# AI Assistant for Sales Calls: Analyzing and Querying Transcripts

In [None]:
# Import python packages
import streamlit as st
import pandas as pd
import matplotlib.pyplot as plt
import seaborn as sns

# We can also use Snowpark for our analyses!
from snowflake.snowpark.context import get_active_session
from snowflake.snowpark.functions import month,year,col,sum,count,avg,length,max,min,to_timestamp_ltz

# Cortex Functions
import snowflake.cortex  as cortex

session = get_active_session()

# Add a query tag to the session. This helps with debugging and performance monitoring.
session.query_tag = {"origin":"sf_sit-is", 
                     "name":"ai_assistant_sales_call", 
                     "version":{"major":1, "minor":0},
                     "attributes":{"is_quickstart":1, "source":"notebook"}}

# Set session context 
session.use_role("SYSADMIN")

# Print the current role, warehouse, and database/schema
print(f"role: {session.get_current_role()} | WH: {session.get_current_warehouse()} | DB.SCHEMA: {session.get_fully_qualified_current_schema()}")

## Data exploration
Data exploration is the process of examining and analyzing datasets to uncover patterns, trends, and anomalies. For sales call transcripts, it helps us understand key metrics like call duration, transcript lengths, and account associations. This foundational step ensures that we have a clear understanding of the data, enabling effective downstream analysis, summarization, and actionable insights for improving sales strategies and customer interactions.

Load Tables, i.e. `df = session.table('table_name')`

In [None]:
# Load tables directly using session.table
try:
    df_account_d = session.table("ACCOUNT_D")
    print("Successfully loaded ACCOUNT_D")
except Exception as e:
    print(f"Error loading ACCOUNT_D: {e}")

try:
    df_calls_transcript = session.table("CALLS_TRANSCRIPT")
    print("Successfully loaded CALLS_TRANSCRIPT")
except Exception as e:
    print(f"Error loading CALLS_TRANSCRIPT: {e}")

try:
    df_calls = session.table("CALLS")
    print("Successfully loaded CALLS")
except Exception as e:
    print(f"Error loading CALLS: {e}")

try:
    df_gong_gong_call_c = session.table("GONG_GONG_CALL_C")
    print("Successfully loaded GONG_GONG_CALL_C")
except Exception as e:
    print(f"Error loading GONG_GONG_CALL_C: {e}")
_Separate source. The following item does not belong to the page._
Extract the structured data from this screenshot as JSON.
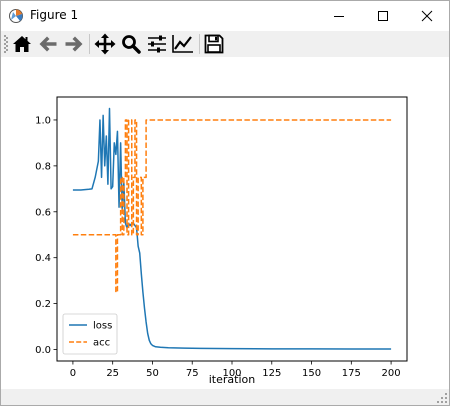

### Account Validity by State

This cell groups the account data by ACCOUNT_STATE and ETL_VALID_NOW to calculate the number of valid and invalid accounts for each state. The resulting data is sorted by ACCOUNT_STATE in ascending order and provides insights into the distribution of account validity across different states.

In [None]:
account_validity_by_state = (
    df_account_d.group_by(col("ACCOUNT_STATE"), col("ETL_VALID_NOW"))
    .agg(count("*").as_("ACCOUNT_COUNT"))
    .sort(col("ACCOUNT_STATE").asc())
)

account_validity_by_state.show()

### Transcript Length Statistics

In this cell, we calculate the follwing summary statistics for the lengths of sales call transcripts:

1. Average length: To understand the typical size of a transcript.
2. Maximum length: To identify the longest transcript.
3. Minimum length: To find the shortest transcript.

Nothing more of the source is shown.